Torniamo alla cariatide del nostro studio medico. Appreso che intendo pagare col bancomat, il generoso sconto che avevamo concordato è tacitamente sfumato. Come se lei sa che io so, e che sono un cretino perché mi faccio del male da solo a vantaggio di quell’esoso mostro mangiasoldi che è la comunità italiana, e che quindi non mi merito nessuna spiegazione. In una normale conversazione sarebbe stato carino rendermi partecipe dei motivi per cui non mi è stato negato uno sconto promesso senza limitazioni sul tipo di pagamento. Trattandosi invece di una proposta di truffa mal recepito, si è preferito far finta di non aver mai pronunciato la frase infelice.

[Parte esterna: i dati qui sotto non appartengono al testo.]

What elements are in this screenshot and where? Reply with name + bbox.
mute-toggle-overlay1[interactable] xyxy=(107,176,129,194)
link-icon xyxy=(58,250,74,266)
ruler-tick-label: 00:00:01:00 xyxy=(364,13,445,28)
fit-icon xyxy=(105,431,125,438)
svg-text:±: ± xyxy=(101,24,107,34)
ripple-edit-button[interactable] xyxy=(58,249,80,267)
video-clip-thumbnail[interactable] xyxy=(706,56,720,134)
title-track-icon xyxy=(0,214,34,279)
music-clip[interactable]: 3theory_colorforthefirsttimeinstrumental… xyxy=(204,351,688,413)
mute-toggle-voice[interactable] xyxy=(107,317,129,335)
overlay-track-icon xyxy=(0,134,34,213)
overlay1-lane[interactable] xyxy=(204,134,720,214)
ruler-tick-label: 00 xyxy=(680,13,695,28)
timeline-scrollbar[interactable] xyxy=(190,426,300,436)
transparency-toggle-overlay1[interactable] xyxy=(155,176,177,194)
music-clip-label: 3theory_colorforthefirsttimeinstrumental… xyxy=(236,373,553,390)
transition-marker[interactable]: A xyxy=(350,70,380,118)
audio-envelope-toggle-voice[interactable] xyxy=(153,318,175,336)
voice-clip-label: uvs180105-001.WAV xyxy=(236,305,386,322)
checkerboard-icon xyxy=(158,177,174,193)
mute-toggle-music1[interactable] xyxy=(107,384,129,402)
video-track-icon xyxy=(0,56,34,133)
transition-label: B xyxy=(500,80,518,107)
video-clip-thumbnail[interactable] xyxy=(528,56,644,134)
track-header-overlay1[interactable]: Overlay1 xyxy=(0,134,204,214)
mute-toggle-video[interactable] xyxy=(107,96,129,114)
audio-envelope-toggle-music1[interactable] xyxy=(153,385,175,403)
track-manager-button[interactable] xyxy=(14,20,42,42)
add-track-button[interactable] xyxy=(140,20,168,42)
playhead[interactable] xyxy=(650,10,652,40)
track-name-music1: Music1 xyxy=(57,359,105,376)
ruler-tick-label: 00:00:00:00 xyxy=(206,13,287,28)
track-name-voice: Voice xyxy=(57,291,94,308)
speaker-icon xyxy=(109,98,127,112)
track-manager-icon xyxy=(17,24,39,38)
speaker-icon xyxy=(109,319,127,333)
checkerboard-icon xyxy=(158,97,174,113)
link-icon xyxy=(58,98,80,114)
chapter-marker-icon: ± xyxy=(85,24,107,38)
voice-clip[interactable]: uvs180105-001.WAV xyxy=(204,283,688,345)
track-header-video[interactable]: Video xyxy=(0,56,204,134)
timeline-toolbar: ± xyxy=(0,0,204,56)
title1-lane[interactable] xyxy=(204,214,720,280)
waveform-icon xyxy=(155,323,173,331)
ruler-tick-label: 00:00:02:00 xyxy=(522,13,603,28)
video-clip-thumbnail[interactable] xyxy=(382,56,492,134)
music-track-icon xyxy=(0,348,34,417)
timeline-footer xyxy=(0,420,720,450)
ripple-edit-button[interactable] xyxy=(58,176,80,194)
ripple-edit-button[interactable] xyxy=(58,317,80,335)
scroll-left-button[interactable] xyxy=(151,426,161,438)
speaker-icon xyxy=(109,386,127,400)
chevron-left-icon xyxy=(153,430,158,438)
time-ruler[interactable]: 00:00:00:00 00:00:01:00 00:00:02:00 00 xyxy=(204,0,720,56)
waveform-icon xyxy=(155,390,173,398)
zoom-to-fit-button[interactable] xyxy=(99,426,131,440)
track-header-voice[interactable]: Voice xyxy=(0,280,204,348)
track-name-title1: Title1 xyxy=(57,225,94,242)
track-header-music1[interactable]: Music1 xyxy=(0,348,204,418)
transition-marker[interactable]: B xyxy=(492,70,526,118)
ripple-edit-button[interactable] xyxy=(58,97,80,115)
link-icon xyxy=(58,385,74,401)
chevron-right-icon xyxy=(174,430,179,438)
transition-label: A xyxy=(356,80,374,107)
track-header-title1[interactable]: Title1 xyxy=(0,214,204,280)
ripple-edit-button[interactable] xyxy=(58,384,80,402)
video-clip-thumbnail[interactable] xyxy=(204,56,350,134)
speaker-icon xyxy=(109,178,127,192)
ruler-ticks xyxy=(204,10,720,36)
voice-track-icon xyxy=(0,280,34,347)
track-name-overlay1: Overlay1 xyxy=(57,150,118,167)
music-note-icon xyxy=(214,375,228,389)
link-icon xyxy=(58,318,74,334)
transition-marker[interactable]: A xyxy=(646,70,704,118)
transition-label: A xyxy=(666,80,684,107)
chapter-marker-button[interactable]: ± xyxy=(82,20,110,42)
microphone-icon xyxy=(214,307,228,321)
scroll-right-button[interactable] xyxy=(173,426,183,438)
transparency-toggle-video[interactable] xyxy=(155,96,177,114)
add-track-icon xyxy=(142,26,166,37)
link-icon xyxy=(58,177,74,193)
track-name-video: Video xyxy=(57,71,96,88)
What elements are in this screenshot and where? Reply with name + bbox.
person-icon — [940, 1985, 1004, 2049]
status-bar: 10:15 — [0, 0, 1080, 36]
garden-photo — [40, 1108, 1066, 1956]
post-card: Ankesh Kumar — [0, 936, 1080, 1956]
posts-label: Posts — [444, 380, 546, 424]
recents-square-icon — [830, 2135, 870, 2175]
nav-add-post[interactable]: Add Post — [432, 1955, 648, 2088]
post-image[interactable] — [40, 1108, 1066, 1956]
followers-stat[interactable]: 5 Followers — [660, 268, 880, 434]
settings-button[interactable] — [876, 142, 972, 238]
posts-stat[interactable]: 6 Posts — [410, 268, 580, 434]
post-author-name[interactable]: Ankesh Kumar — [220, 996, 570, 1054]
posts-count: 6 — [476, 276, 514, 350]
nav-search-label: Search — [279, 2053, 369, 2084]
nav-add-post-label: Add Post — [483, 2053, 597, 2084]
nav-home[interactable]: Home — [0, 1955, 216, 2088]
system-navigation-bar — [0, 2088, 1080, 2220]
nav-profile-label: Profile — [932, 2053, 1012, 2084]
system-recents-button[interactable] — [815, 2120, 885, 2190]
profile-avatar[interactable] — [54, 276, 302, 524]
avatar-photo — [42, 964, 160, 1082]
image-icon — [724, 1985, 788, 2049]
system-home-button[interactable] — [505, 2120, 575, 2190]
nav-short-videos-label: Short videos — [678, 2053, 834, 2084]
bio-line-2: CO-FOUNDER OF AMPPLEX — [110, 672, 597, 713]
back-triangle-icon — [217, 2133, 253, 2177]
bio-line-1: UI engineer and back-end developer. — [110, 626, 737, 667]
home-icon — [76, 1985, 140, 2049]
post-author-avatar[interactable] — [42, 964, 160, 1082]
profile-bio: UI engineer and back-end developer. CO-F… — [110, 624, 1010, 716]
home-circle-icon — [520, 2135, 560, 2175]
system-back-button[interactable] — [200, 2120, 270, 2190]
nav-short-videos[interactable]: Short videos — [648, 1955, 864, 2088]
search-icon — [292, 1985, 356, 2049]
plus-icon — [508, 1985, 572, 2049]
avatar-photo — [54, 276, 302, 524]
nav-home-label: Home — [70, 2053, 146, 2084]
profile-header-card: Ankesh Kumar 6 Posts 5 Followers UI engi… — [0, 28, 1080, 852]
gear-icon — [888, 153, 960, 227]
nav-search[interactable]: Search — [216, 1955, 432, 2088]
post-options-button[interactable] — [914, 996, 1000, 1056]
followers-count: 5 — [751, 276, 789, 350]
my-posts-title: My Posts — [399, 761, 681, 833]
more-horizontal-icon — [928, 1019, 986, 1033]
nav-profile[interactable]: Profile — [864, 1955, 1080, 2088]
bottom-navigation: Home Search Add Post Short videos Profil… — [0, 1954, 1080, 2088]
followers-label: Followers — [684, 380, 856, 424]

Finalmente arriva una ricevuta, e da sotto il bancone compare il POS, nemmeno troppo impolverato. Mi viene in mente una scena simile del film Qualunquemente di Antonio Albanese, ambientata però questa volta nella ricca e onesta provincia di Brescia. Salta fuori che un piccolo sconto c’è stato: non paghiamo più la tariffa piena di 150 euro, ma 140. Forse ha applicato lo sconto simpatia, o forse ha tacitamente comprato il nostro silenzio sull’imbarazzante situazione. Silenzio che io ho deciso di rispettare, non parlandone a nessuno. Mi sono limitato a scriverne in questo articolo.
Il POS fa un po’ le bizze. Forse è un po’ che non viene usato, o forse saranno le continue telefonate a far cadere la linea. Finisce che ci mette un po’ a portare a buon fine la transazione. Non perdo la calma, anche se so che in tasca non ho che pochi spiccioli, non sufficienti a pagare la prestazione ricevuta nemmeno se mi venisse riproposta con lo speciale sconto evasore. Nell’attesa, l’anziana segretaria fa una domanda interessante:
– Ma avete un fondo sanitario aziendale?
Già, abbiamo un fondo sanitario aziendale. Questo un po’ ci fa apparire più normali. Non siamo né degli stupidi né dei paladini del rigore morale. Siamo solo una coppia che sa usare i propri strumenti, e che sa che non ha senso ricorrere ad uno sconto illegale quando può pagare molto di meno ed onestamente. La signora non si è dimostrata una osservatrice particolarmente attenta pochi minuti fa, quando mi ha proposto uno sconto dopo che le ho agitato sotto il naso il bancomat per 20 minuti prima di chiedere di usarlo. Spero si sia fatta un appunto a riguardo. Può farsene un altro adesso: chiedere sempre agli sconosciuti se dispongono di un fondo sanitario prima di proporgli una truffa.
Bene, alla fine sembra che il bancomat dello studio si sia ricordato come si fa, e decide di compiere il suo dovere fino alla fine. La nostra fattura è la 1111, datata 11 maggio 2015. Lo studio è aperto da lunedì a venerdì, dalle 15 alle 19. Questo se qualcuno vuol calcolare il numero medio di fatture all’ora, considerando che nello studio lavorano dieci dottori.
Ce ne andiamo comunque felici per la bella notizia della bimba in arrivo, e ci dimentichiamo in fretta di questa parentesi di Italia. Decidiamo di aspettare qualche minuto e di tenere la gioia solo per noi, prima di iniziare a chiamare parenti e amici. E poi si inizierà a pensare al nome.
Ci vediamo a settembre, Jolanda. E’ un mondo di merda, siamo sicuri che ti piacerà.